The Ramones – “Pet Sematary”

Not that all Halloween songs have to be linked to horror films or anything, but when their name instantly brings you into Stephen King territory, it’s hard to overlook. This is especially true when the man himself is asking for help – like, if Stephen King is a fan of yours and asks you to write a track, you do it. The Ramones did. While the Eighties weren’t the best of years for the New Yorkers, “Pet Sematary” refuelled their presence in rock and was a hit single that got them much-needed momentum. The video was shot in an actual cemetery and with lyrics about skeletons dancing, the clicking of bones and the smell of death all around, how can one not think of Halloween when you watch it? This year marked the 27th anniversary of the book-to-film adaptation release and if you’re a huge fan of the cult classic like me, you’re waiting desperately to see this documentary.

NAHPI – Do They Know It’s Hallowe’en?

In 2005 a bunch of talented performers came together in the spirit of charity (UNICEF in specific) to make this provoking single.

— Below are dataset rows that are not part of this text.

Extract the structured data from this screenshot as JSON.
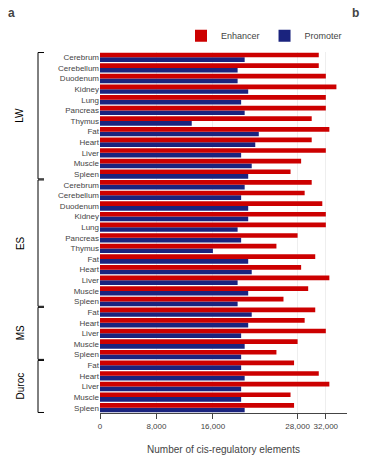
{
  "chart_data": {
    "type": "bar",
    "orientation": "horizontal",
    "categories": [
      "Spleen",
      "Muscle",
      "Liver",
      "Heart",
      "Fat",
      "Spleen",
      "Muscle",
      "Liver",
      "Heart",
      "Fat",
      "Spleen",
      "Muscle",
      "Liver",
      "Heart",
      "Fat",
      "Thymus",
      "Pancreas",
      "Lung",
      "Kidney",
      "Duodenum",
      "Cerebellum",
      "Cerebrum",
      "Spleen",
      "Muscle",
      "Liver",
      "Heart",
      "Fat",
      "Thymus",
      "Pancreas",
      "Lung",
      "Kidney",
      "Duodenum",
      "Cerebellum",
      "Cerebrum"
    ],
    "groups": [
      "Duroc",
      "Duroc",
      "Duroc",
      "Duroc",
      "Duroc",
      "MS",
      "MS",
      "MS",
      "MS",
      "MS",
      "ES",
      "ES",
      "ES",
      "ES",
      "ES",
      "ES",
      "ES",
      "ES",
      "ES",
      "ES",
      "ES",
      "ES",
      "LW",
      "LW",
      "LW",
      "LW",
      "LW",
      "LW",
      "LW",
      "LW",
      "LW",
      "LW",
      "LW",
      "LW"
    ],
    "series": [
      {
        "name": "Enhancer",
        "color": "#CC0000",
        "values": [
          27500,
          27000,
          32500,
          31000,
          27500,
          25000,
          28000,
          32000,
          29000,
          30500,
          26000,
          29500,
          32500,
          28500,
          30500,
          25000,
          28000,
          32000,
          32000,
          31500,
          29000,
          30000,
          27000,
          28500,
          32000,
          30000,
          32500,
          30000,
          32000,
          32000,
          33500,
          32000,
          31000,
          31000
        ]
      },
      {
        "name": "Promoter",
        "color": "#1a237e",
        "values": [
          20500,
          20000,
          20000,
          20500,
          20000,
          20000,
          20500,
          20000,
          21000,
          21500,
          19500,
          21000,
          19500,
          21500,
          21000,
          16000,
          20000,
          19500,
          21000,
          21000,
          20000,
          20500,
          21000,
          21500,
          20000,
          22000,
          22500,
          13000,
          20500,
          20000,
          21000,
          19500,
          19500,
          20500
        ]
      }
    ],
    "x_label": "Number of cis-regulatory elements",
    "xlim": [
      0,
      35000
    ],
    "xticks": [
      0,
      {
        "value": 8000,
        "label": "8,000"
      },
      {
        "value": 16000,
        "label": "16,000"
      },
      {
        "value": 28000,
        "label": "28,000"
      },
      {
        "value": 32000,
        "label": "32,000"
      }
    ],
    "grid": true,
    "legend": "upper right",
    "annotations": [
      "a",
      "b"
    ]
  }
}
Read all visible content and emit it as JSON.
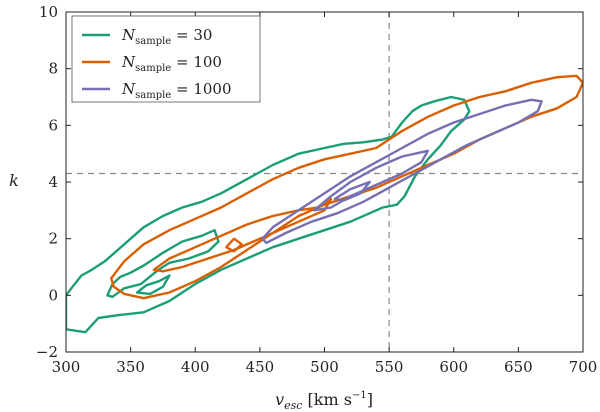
{
  "chart_data": {
    "type": "contour",
    "xlabel": "v_esc [km s⁻¹]",
    "xlabel_main": "v",
    "xlabel_sub": "esc",
    "xlabel_unit": "[km s",
    "xlabel_unit_exp": "−1",
    "xlabel_unit_close": "]",
    "ylabel": "k",
    "xlim": [
      300,
      700
    ],
    "ylim": [
      -2,
      10
    ],
    "xticks": [
      300,
      350,
      400,
      450,
      500,
      550,
      600,
      650,
      700
    ],
    "yticks": [
      -2,
      0,
      2,
      4,
      6,
      8,
      10
    ],
    "reference_lines": {
      "x": 550,
      "y": 4.3
    },
    "legend": {
      "position": "top-left",
      "entries": [
        {
          "label": "N",
          "sub": "sample",
          "text": " = 30"
        },
        {
          "label": "N",
          "sub": "sample",
          "text": " = 100"
        },
        {
          "label": "N",
          "sub": "sample",
          "text": " = 1000"
        }
      ]
    },
    "series": [
      {
        "name": "N_sample = 30",
        "color": "#1b9e77",
        "contours": [
          [
            [
              300,
              0
            ],
            [
              305,
              0.3
            ],
            [
              312,
              0.7
            ],
            [
              320,
              0.9
            ],
            [
              330,
              1.2
            ],
            [
              340,
              1.6
            ],
            [
              350,
              2.0
            ],
            [
              360,
              2.4
            ],
            [
              375,
              2.8
            ],
            [
              390,
              3.1
            ],
            [
              405,
              3.3
            ],
            [
              420,
              3.6
            ],
            [
              440,
              4.1
            ],
            [
              460,
              4.6
            ],
            [
              480,
              5.0
            ],
            [
              500,
              5.2
            ],
            [
              515,
              5.35
            ],
            [
              530,
              5.4
            ],
            [
              545,
              5.5
            ],
            [
              552,
              5.6
            ],
            [
              560,
              6.1
            ],
            [
              568,
              6.5
            ],
            [
              575,
              6.7
            ],
            [
              585,
              6.85
            ],
            [
              598,
              7.0
            ],
            [
              608,
              6.9
            ],
            [
              612,
              6.5
            ],
            [
              608,
              6.2
            ],
            [
              598,
              5.8
            ],
            [
              590,
              5.3
            ],
            [
              580,
              4.8
            ],
            [
              570,
              4.2
            ],
            [
              562,
              3.5
            ],
            [
              556,
              3.2
            ],
            [
              545,
              3.1
            ],
            [
              535,
              2.9
            ],
            [
              520,
              2.6
            ],
            [
              500,
              2.3
            ],
            [
              480,
              2.0
            ],
            [
              460,
              1.7
            ],
            [
              440,
              1.3
            ],
            [
              420,
              0.9
            ],
            [
              400,
              0.4
            ],
            [
              380,
              -0.2
            ],
            [
              360,
              -0.6
            ],
            [
              340,
              -0.7
            ],
            [
              325,
              -0.8
            ],
            [
              315,
              -1.3
            ],
            [
              300,
              -1.2
            ]
          ],
          [
            [
              332,
              0
            ],
            [
              336,
              0.4
            ],
            [
              342,
              0.65
            ],
            [
              350,
              0.8
            ],
            [
              360,
              1.05
            ],
            [
              375,
              1.5
            ],
            [
              390,
              1.9
            ],
            [
              405,
              2.1
            ],
            [
              415,
              2.3
            ],
            [
              418,
              1.9
            ],
            [
              410,
              1.55
            ],
            [
              395,
              1.3
            ],
            [
              380,
              1.15
            ],
            [
              370,
              0.85
            ],
            [
              358,
              0.4
            ],
            [
              345,
              0.25
            ],
            [
              336,
              -0.05
            ]
          ],
          [
            [
              355,
              0.1
            ],
            [
              362,
              0.35
            ],
            [
              372,
              0.5
            ],
            [
              380,
              0.7
            ],
            [
              375,
              0.3
            ],
            [
              365,
              0.05
            ]
          ]
        ]
      },
      {
        "name": "N_sample = 100",
        "color": "#d95f02",
        "contours": [
          [
            [
              335,
              0.6
            ],
            [
              345,
              1.2
            ],
            [
              360,
              1.8
            ],
            [
              380,
              2.3
            ],
            [
              400,
              2.7
            ],
            [
              420,
              3.1
            ],
            [
              440,
              3.6
            ],
            [
              460,
              4.1
            ],
            [
              480,
              4.5
            ],
            [
              500,
              4.8
            ],
            [
              520,
              5.0
            ],
            [
              540,
              5.2
            ],
            [
              560,
              5.8
            ],
            [
              580,
              6.3
            ],
            [
              600,
              6.7
            ],
            [
              620,
              7.0
            ],
            [
              640,
              7.2
            ],
            [
              660,
              7.5
            ],
            [
              680,
              7.7
            ],
            [
              695,
              7.75
            ],
            [
              700,
              7.5
            ],
            [
              695,
              7.0
            ],
            [
              680,
              6.6
            ],
            [
              660,
              6.3
            ],
            [
              640,
              5.9
            ],
            [
              620,
              5.5
            ],
            [
              600,
              5.0
            ],
            [
              580,
              4.6
            ],
            [
              560,
              4.2
            ],
            [
              540,
              3.8
            ],
            [
              520,
              3.5
            ],
            [
              500,
              3.2
            ],
            [
              480,
              2.8
            ],
            [
              460,
              2.2
            ],
            [
              440,
              1.6
            ],
            [
              420,
              1.0
            ],
            [
              400,
              0.5
            ],
            [
              380,
              0.1
            ],
            [
              360,
              -0.1
            ],
            [
              345,
              0.05
            ],
            [
              337,
              0.3
            ]
          ],
          [
            [
              368,
              0.9
            ],
            [
              380,
              1.3
            ],
            [
              400,
              1.7
            ],
            [
              420,
              2.1
            ],
            [
              440,
              2.5
            ],
            [
              460,
              2.8
            ],
            [
              480,
              3.0
            ],
            [
              495,
              3.1
            ],
            [
              505,
              3.4
            ],
            [
              500,
              3.0
            ],
            [
              485,
              2.7
            ],
            [
              470,
              2.4
            ],
            [
              450,
              2.0
            ],
            [
              430,
              1.6
            ],
            [
              410,
              1.3
            ],
            [
              390,
              1.0
            ],
            [
              375,
              0.85
            ]
          ],
          [
            [
              424,
              1.7
            ],
            [
              430,
              2.0
            ],
            [
              436,
              1.8
            ],
            [
              430,
              1.55
            ]
          ]
        ]
      },
      {
        "name": "N_sample = 1000",
        "color": "#7570b3",
        "contours": [
          [
            [
              452,
              2.0
            ],
            [
              460,
              2.4
            ],
            [
              480,
              3.0
            ],
            [
              500,
              3.6
            ],
            [
              520,
              4.2
            ],
            [
              540,
              4.7
            ],
            [
              560,
              5.2
            ],
            [
              580,
              5.7
            ],
            [
              600,
              6.1
            ],
            [
              620,
              6.4
            ],
            [
              640,
              6.7
            ],
            [
              660,
              6.9
            ],
            [
              668,
              6.85
            ],
            [
              665,
              6.5
            ],
            [
              650,
              6.1
            ],
            [
              630,
              5.7
            ],
            [
              610,
              5.3
            ],
            [
              590,
              4.8
            ],
            [
              570,
              4.3
            ],
            [
              550,
              3.8
            ],
            [
              530,
              3.3
            ],
            [
              510,
              2.9
            ],
            [
              490,
              2.6
            ],
            [
              470,
              2.2
            ],
            [
              455,
              1.85
            ]
          ],
          [
            [
              492,
              3.0
            ],
            [
              505,
              3.5
            ],
            [
              520,
              4.0
            ],
            [
              540,
              4.5
            ],
            [
              560,
              4.9
            ],
            [
              580,
              5.1
            ],
            [
              575,
              4.7
            ],
            [
              560,
              4.3
            ],
            [
              540,
              3.9
            ],
            [
              520,
              3.5
            ],
            [
              505,
              3.1
            ]
          ],
          [
            [
              508,
              3.4
            ],
            [
              520,
              3.75
            ],
            [
              535,
              4.0
            ],
            [
              528,
              3.6
            ],
            [
              515,
              3.35
            ]
          ]
        ]
      }
    ]
  }
}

NAHPI stands for North American Halloween Prevention Initiative and the song is a somewhat snarky response to the benefit single, “Do They Know It’s Christmas,” created by Sir Bob Geldof. Basically, it pokes fun at Band Aid’s original song, which NAHPI believed with patronizing. One of the co-writers, Adam Gollner, told the New York Times, that the “lyrics seem so misguided and inappropriate.” NAHPI included artists such as Buck 65, Feist, Win Butler, Thurston Moore, Dan Boeckner and Karen O, among others.

Nick Cave & The Bad Seeds – Red Right Hand

This is easily one of the most recognized songs released by Nick Cave & The Bad Seeds. It’s been insanely popular since its 1994 release and has been featured in shows like X-Files and Peaky Blinders, in commercials, movies, covered by artists like Arctic Monkeys… you get the point. “Red Right Hand” is instantly gripping, and the title comes from John Milton’s Paradise Lost, which touches on the disobedience to his Holy self (God, not Milton that is). The video opens with a seemingly serene set up: cookies and milk being taken in before bedtime. Soon, you’re inside creepy territory, complete with weird strangers and a turkey being cut using a hand saw. It’s perfect for parties and should be the ringtone for when mom calls.